I will usually use 2 pairs a season riding 150-180 days last year and this year. I'm at about 50 with my flow talons and they are starting to soften up a bit. No mechanical issues yet....

Nike's have horrible durability if you ride alot....


----------



## twowheeled (Jan 1, 2014)

tonicusa said:


> The 2014 Nike Kaiju is wider than my old pair from 3 years back. Wider everywhere, toebox, overall boot. If you haven't tried them in awhile give it another go. I own Ions and Imperials and I'm always trying to "go back" to them but it's never a game winner for me. And my 3 year old Kaiju look brand new after being ridden like hard and put away wet for two 80 day seasons.


hmm i tried 13 kaijus (really wanted to buy them) but the heel was too narrow. 


does anyone else have this problem with their ions that the toe box is getting squashed on the side when you tighten up your toe straps? If I do them up looser so this doesn't happen the toe strap will pop off mid run.:thumbsdown:


----------



## tonicusa (Feb 27, 2008)

Why are your toe straps so tight. They are just there to keep your boots from shifting toeside and to hold you in. I've never had that problem with Ions and any binding. But I just get the straps snug anything past that starts to fuck with ankle mobility.


----------



## Nivek (Jan 24, 2008)

Basically, you have 2013 Ions. There were just not up to par with what that boot should be. Try and get a warranty for the stitching issues and I highly recommend the '14 if it still fits well. All the issues you're having as far as structure are gone in the new build.

Don't buy Nike. I have to try and blow through most boots as I'm actually pretty light on gear but I'd blow through Nikes in 30 days.


----------



## twowheeled (Jan 1, 2014)

tonicusa said:


> Why are your toe straps so tight. They are just there to keep your boots from shifting toeside and to hold you in. I've never had that problem with Ions and any binding. But I just get the straps snug anything past that starts to fuck with ankle mobility.


cause the straps will pop off to the top of the toe if they are loose


----------



## Fergatron2000 (Jun 6, 2012)

twowheeled said:


> does anyone else have this problem with their ions that the toe box is getting squashed on the side when you tighten up your toe straps? If I do them up looser so this doesn't happen the toe strap will pop off mid run.:thumbsdown:


My 2011/12 Ions will do the same thing if I crank on the toe strap at a certain angle. Sounds like a binding adjustment issue though. Try moving your cap slightly so you don't need to crank it down.


----------



## Madbob14 (Feb 28, 2013)

My ions have creases at the toe box area from where the pressure of the binding is. 

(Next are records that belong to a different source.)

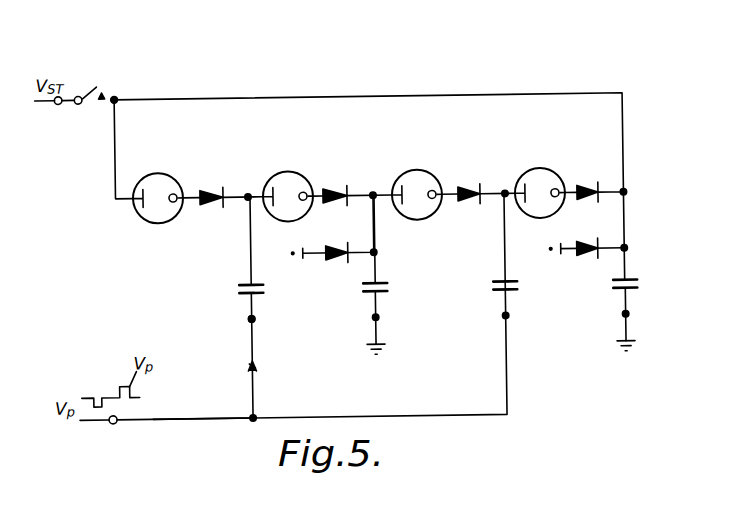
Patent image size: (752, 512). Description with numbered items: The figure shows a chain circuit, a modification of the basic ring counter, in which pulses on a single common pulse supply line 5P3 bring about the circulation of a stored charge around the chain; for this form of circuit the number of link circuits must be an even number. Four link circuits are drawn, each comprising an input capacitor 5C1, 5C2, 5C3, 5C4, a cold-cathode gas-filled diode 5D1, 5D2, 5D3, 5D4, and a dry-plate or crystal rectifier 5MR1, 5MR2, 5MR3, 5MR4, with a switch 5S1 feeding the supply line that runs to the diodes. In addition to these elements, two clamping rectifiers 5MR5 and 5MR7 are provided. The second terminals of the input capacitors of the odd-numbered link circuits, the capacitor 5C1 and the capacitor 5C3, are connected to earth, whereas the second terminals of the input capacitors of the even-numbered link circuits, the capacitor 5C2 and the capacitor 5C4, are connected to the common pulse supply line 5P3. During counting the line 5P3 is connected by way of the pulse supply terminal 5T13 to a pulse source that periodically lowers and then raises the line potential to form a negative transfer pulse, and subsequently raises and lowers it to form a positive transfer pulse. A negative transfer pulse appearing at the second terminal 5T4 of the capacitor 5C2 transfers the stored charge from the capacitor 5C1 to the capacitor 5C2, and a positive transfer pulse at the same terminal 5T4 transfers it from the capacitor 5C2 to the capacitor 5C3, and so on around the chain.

The switch 5S1 is at (88, 82).
The cold-cathode gas-filled diode 5D1 is at (157, 185).
The cold-cathode gas-filled diode 5D2 is at (287, 184).
The cold-cathode gas-filled diode 5D3 is at (416, 182).
The cold-cathode gas-filled diode 5D4 is at (539, 181).
The dry-plate or crystal rectifier 5MR1 is at (220, 184).
The dry-plate or crystal rectifier 5MR2 is at (346, 182).
The dry-plate or crystal rectifier 5MR3 is at (473, 180).
The dry-plate or crystal rectifier 5MR4 is at (594, 178).
The clamping rectifier 5MR5 is at (586, 234).
The clamping rectifier 5MR7 is at (332, 229).
The input capacitor 5C1 is at (606, 285).
The input capacitor 5C2 is at (274, 289).
The input capacitor 5C3 is at (399, 288).
The input capacitor 5C4 is at (529, 287).
The second terminal 5T4 is at (252, 321).
The pulse supply terminal 5T13 is at (113, 421).
The common pulse supply line 5P3 is at (204, 407).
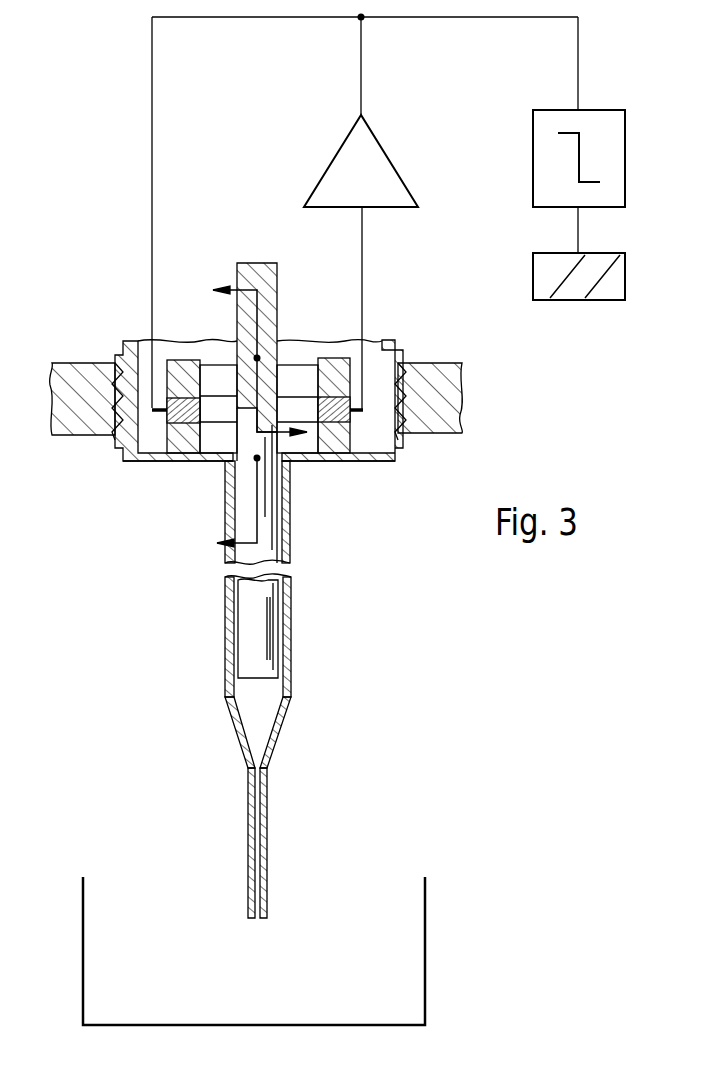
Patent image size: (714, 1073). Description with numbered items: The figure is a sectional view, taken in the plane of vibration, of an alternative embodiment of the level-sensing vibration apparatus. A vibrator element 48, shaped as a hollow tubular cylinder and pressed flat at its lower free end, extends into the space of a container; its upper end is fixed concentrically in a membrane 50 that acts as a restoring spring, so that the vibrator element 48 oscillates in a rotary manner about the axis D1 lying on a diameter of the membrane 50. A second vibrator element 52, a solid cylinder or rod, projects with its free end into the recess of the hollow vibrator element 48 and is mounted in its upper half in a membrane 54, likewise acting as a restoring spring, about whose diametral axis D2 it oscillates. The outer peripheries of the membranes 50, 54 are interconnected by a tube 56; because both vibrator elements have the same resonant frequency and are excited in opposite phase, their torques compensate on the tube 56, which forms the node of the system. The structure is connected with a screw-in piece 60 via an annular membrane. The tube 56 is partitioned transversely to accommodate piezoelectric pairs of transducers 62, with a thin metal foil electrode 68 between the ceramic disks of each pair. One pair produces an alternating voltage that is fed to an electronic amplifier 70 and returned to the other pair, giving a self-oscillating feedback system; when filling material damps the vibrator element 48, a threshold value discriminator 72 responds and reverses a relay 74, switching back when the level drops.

The vibrator element 48 is at (292, 612).
The membrane 50 is at (295, 460).
The second vibrator element 52 is at (260, 267).
The membrane 54 is at (310, 362).
The tube 56 is at (350, 378).
The screw-in piece 60 is at (398, 435).
The piezoelectric pair of transducers 62 is at (318, 417).
The electrode 68 is at (372, 462).
The electronic amplifier 70 is at (373, 163).
The threshold value discriminator 72 is at (625, 160).
The relay 74 is at (625, 275).
The axis D1 is at (257, 458).
The axis D2 is at (257, 358).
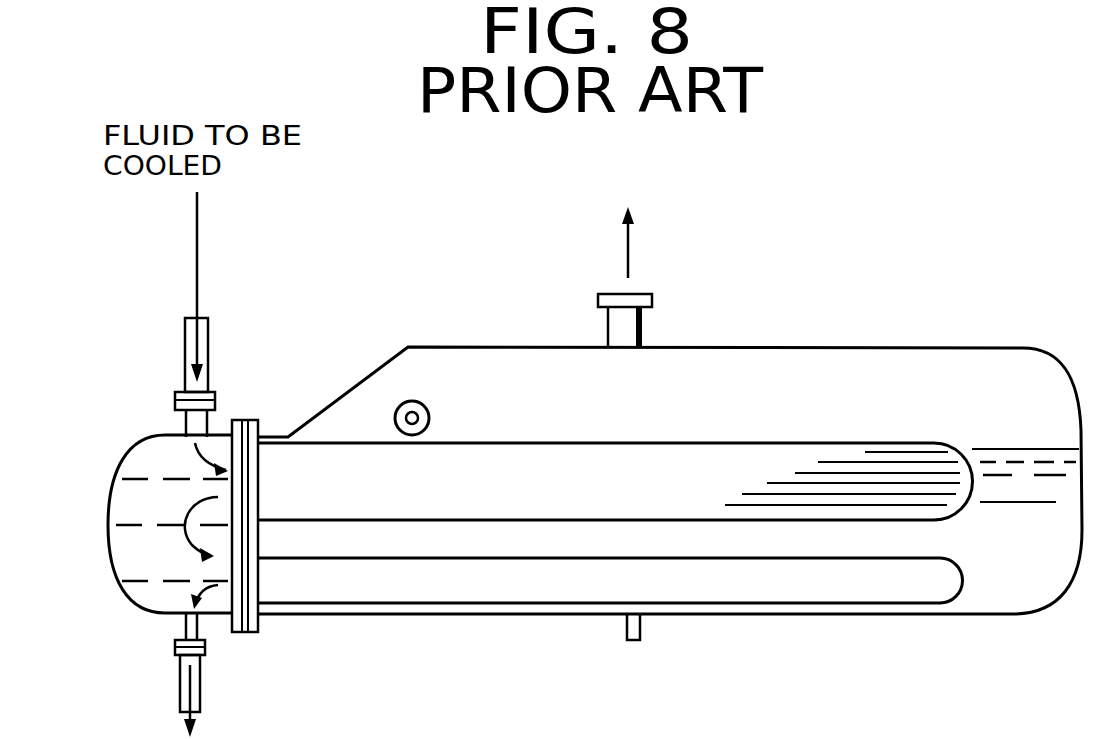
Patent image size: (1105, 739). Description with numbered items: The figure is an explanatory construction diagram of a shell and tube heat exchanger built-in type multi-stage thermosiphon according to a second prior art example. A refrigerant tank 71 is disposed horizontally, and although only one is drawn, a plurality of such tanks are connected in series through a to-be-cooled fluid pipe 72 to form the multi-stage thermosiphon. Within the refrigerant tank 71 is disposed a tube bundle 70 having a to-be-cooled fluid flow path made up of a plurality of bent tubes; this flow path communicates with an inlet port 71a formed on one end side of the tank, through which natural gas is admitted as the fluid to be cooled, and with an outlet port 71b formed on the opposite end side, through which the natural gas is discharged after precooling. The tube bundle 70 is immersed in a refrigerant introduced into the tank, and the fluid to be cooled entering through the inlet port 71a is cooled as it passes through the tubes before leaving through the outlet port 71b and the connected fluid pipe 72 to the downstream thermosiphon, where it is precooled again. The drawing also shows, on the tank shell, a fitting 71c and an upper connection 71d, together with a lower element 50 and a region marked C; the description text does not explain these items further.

The refrigerant tank 71 is at (873, 348).
The inlet port 71a is at (175, 400).
The outlet port 71b is at (175, 643).
The sight glass 71c is at (429, 412).
The vent nozzle 71d is at (642, 330).
The to-be-cooled fluid pipe 72 is at (208, 333).
The tube bundle 70 is at (932, 447).
The cooling tube 50 is at (903, 593).
The coolant C is at (1010, 582).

I'm not sure if the toe box caves in though. Havent really noticed it.


----------



## twowheeled (Jan 1, 2014)

Fergatron2000 said:


> My 2011/12 Ions will do the same thing if I crank on the toe strap at a certain angle. Sounds like a binding adjustment issue though. Try moving your cap slightly so you don't need to crank it down.


that's what fustrates me, I've tried every combination of toe strap adjustment and none of them want to hold the toe shape of this boot well, which is stupid because the bindings are burton too. My old rulers on the other hand have a much stronger toe box that are still solid after 200+ days and fit perfectly in the cartels. 

I think I'm gonna try something different than burtons for my next boot. I want something a little stiffer than the ions, if Nikes aren't good what else should I look at?


----------